Primary cause, although still not completely known, but it has some genetic roots.  It is manifested as autosomal dominant disorder but incomplete penetration, i.e. can skip one or two generations. However, it is commonly associated with liver dysfunctions, connective tissue disorders (scleroderma, lupus, rheumatoid arthritis, etc.), HIV, drugs & toxins.  Patients who have a history of blood clots in the lungs can also develop pulmonary hypertension.  People who have COPD are also prone to this disorder.

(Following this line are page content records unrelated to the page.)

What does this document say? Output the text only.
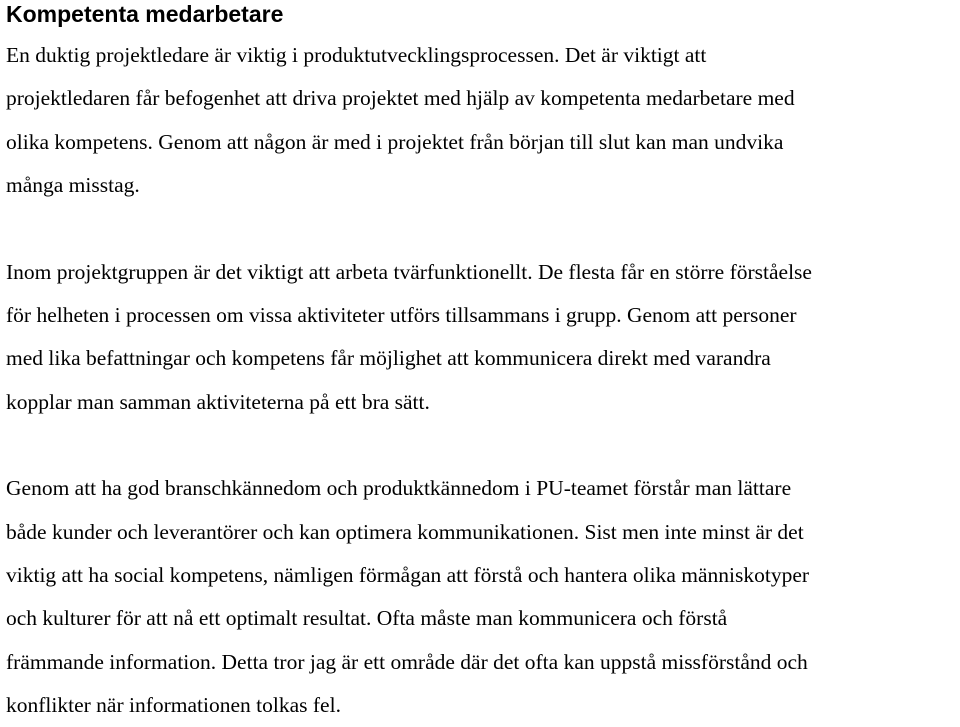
Kompetenta medarbetare

En duktig projektledare är viktig i produktutvecklingsprocessen. Det är viktigt att
projektledaren får befogenhet att driva projektet med hjälp av kompetenta medarbetare med
olika kompetens. Genom att någon är med i projektet från början till slut kan man undvika
många misstag.

Inom projektgruppen är det viktigt att arbeta tvärfunktionellt. De flesta får en större förståelse
för helheten i processen om vissa aktiviteter utförs tillsammans i grupp. Genom att personer
med lika befattningar och kompetens får möjlighet att kommunicera direkt med varandra
kopplar man samman aktiviteterna på ett bra sätt.

Genom att ha god branschkännedom och produktkännedom i PU-teamet förstår man lättare
både kunder och leverantörer och kan optimera kommunikationen. Sist men inte minst är det
viktig att ha social kompetens, nämligen förmågan att förstå och hantera olika människotyper
och kulturer för att nå ett optimalt resultat. Ofta måste man kommunicera och förstå
främmande information. Detta tror jag är ett område där det ofta kan uppstå missförstånd och
konflikter när informationen tolkas fel.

Diagnosis heavily relies on a good history and physical exam.  Then EKG and echocardiogram with pulmonary function tests are essential for initial screening.  Confirmation is done by right heart catheterization.  Again, we must rule out other causes like COPD, left heart failure, HIV and connective tissue disorders.  At Cardiac Center, we can perform all these screening tests and we have pulmonary Hypertension specialists who are board certified interventional cardiologists, to perform right heart cath to confirm diagnosis.  These kinds of testing should only be done by qualified vascular specialists.

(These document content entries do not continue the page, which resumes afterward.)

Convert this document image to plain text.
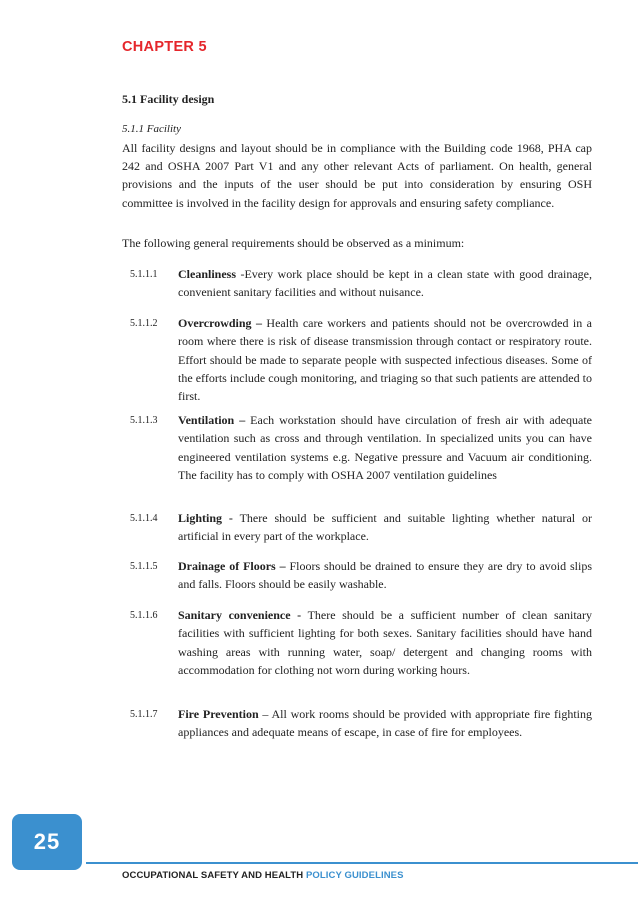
CHAPTER 5
5.1 Facility design
5.1.1 Facility
All facility designs and layout should be in compliance with the Building code 1968, PHA cap 242 and OSHA 2007 Part V1 and any other relevant Acts of parliament. On health, general provisions and the inputs of the user should be put into consideration by ensuring OSH committee is involved in the facility design for approvals and ensuring safety compliance.
The following general requirements should be observed as a minimum:
5.1.1.1 Cleanliness -Every work place should be kept in a clean state with good drainage, convenient sanitary facilities and without nuisance.
5.1.1.2 Overcrowding – Health care workers and patients should not be overcrowded in a room where there is risk of disease transmission through contact or respiratory route. Effort should be made to separate people with suspected infectious diseases. Some of the efforts include cough monitoring, and triaging so that such patients are attended to first.
5.1.1.3 Ventilation – Each workstation should have circulation of fresh air with adequate ventilation such as cross and through ventilation. In specialized units you can have engineered ventilation systems e.g. Negative pressure and Vacuum air conditioning. The facility has to comply with OSHA 2007 ventilation guidelines
5.1.1.4 Lighting - There should be sufficient and suitable lighting whether natural or artificial in every part of the workplace.
5.1.1.5 Drainage of Floors – Floors should be drained to ensure they are dry to avoid slips and falls. Floors should be easily washable.
5.1.1.6 Sanitary convenience - There should be a sufficient number of clean sanitary facilities with sufficient lighting for both sexes. Sanitary facilities should have hand washing areas with running water, soap/ detergent and changing rooms with accommodation for clothing not worn during working hours.
5.1.1.7 Fire Prevention – All work rooms should be provided with appropriate fire fighting appliances and adequate means of escape, in case of fire for employees.
25
OCCUPATIONAL SAFETY AND HEALTH POLICY GUIDELINES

In early stages, patients may not have any symptoms.  The most common symptom is shortness of breath.  Patients also feel more tired and fatigued.  They may have chest pain with or without activity.  They also feel dizziness and a feeling of passing out.  Palpitations are also common in these patients.  When disease is advanced, they start having swelling of legs and then fluid accumulation in upper parts of the body.

Management requires multi-disciplinary collaboration.  Basic treatment includes oxygen therapy, careful diet, and tailored exercise.  All patients should be on blood-thinners like Coumadin.  Those patients should have a very tight preventative schedule for vaccinations and avoid pregnancy at all costs.  Diuretics are the first line of therapy to reduce fluid retention.  Some patients also benefit from calcium channel blockers.

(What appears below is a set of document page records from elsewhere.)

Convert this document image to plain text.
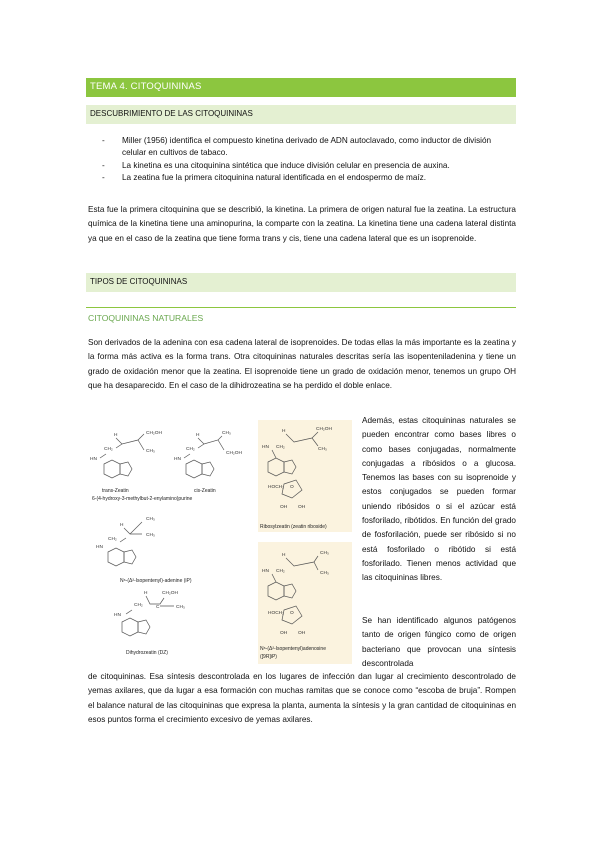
TEMA 4. CITOQUININAS
DESCUBRIMIENTO DE LAS CITOQUININAS
- Miller (1956) identifica el compuesto kinetina derivado de ADN autoclavado, como inductor de división celular en cultivos de tabaco.
- La kinetina es una citoquinina sintética que induce división celular en presencia de auxina.
- La zeatina fue la primera citoquinina natural identificada en el endospermo de maíz.

Esta fue la primera citoquinina que se describió, la kinetina. La primera de origen natural fue la zeatina. La estructura química de la kinetina tiene una aminopurina, la comparte con la zeatina. La kinetina tiene una cadena lateral distinta ya que en el caso de la zeatina que tiene forma trans y cis, tiene una cadena lateral que es un isoprenoide.

TIPOS DE CITOQUININAS
CITOQUININAS NATURALES

Son derivados de la adenina con esa cadena lateral de isoprenoides. De todas ellas la más importante es la zeatina y la forma más activa es la forma trans. Otra citoquininas naturales descritas sería las isopenteniladenina y tiene un grado de oxidación menor que la zeatina. El isoprenoide tiene un grado de oxidación menor, tenemos un grupo OH que ha desaparecido. En el caso de la dihidrozeatina se ha perdido el doble enlace.

H	CH₂OH
CH₂	CH₃
HN
trans-Zeatin
H	CH₃
CH₂
CH₂OH
HN
cis-Zeatin
6-(4-hydroxy-3-methylbut-2-enylamino)purine
H	CH₂OH
HN CH₂	CH₃
HOCH₂ O
OH OH
Ribosylzeatin (zeatin riboside)
CH₃
H
CH₃
CH₂
HN
N⁶-(Δ²-Isopentenyl)-adenine (iP)
H	CH₂OH
CH₂	C	CH₃
HN
Dihydrozeatin (DZ)
H	CH₃
HN CH₂	CH₃
HOCH₂ O
OH OH
N⁶-(Δ²-Isopentenyl)adenosine
([9R]iP)

Además, estas citoquininas naturales se pueden encontrar como bases libres o como bases conjugadas, normalmente conjugadas a ribósidos o a glucosa. Tenemos las bases con su isoprenoide y estos conjugados se pueden formar uniendo ribósidos o si el azúcar está fosforilado, ribótidos. En función del grado de fosforilación, puede ser ribósido si no está fosforilado o ribótido si está fosforilado. Tienen menos actividad que las citoquininas libres.

Se han identificado algunos patógenos tanto de origen fúngico como de origen bacteriano que provocan una síntesis descontrolada

de citoquininas. Esa síntesis descontrolada en los lugares de infección dan lugar al crecimiento descontrolado de yemas axilares, que da lugar a esa formación con muchas ramitas que se conoce como “escoba de bruja”. Rompen el balance natural de las citoquininas que expresa la planta, aumenta la síntesis y la gran cantidad de citoquininas en esos puntos forma el crecimiento excesivo de yemas axilares.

Specific therapies are emerging and include so for these class of drugs to tackle this condition.

  1. Prostaglandis, which is usually given by IV and its main therapy for critically ill patients.  First drug showed mortality benefits was epoprosterol give continuous IV infusion.  This is followed by Treprostinil – can give s.c., Iloprost – aerosol rx 6 times per day
  2. Endothelial receptor antagonist
  3. Phosphodiesterase inhibitors

The last two are given in mild to moderate conditions.  We can combine the above medications to maximize benefits.  These patients need to be followed closely by pulmonary hypertension specialist in properly designated centers for pulmonary hypertension prescriptions.  They need to be seen for 3-6 month follow ups.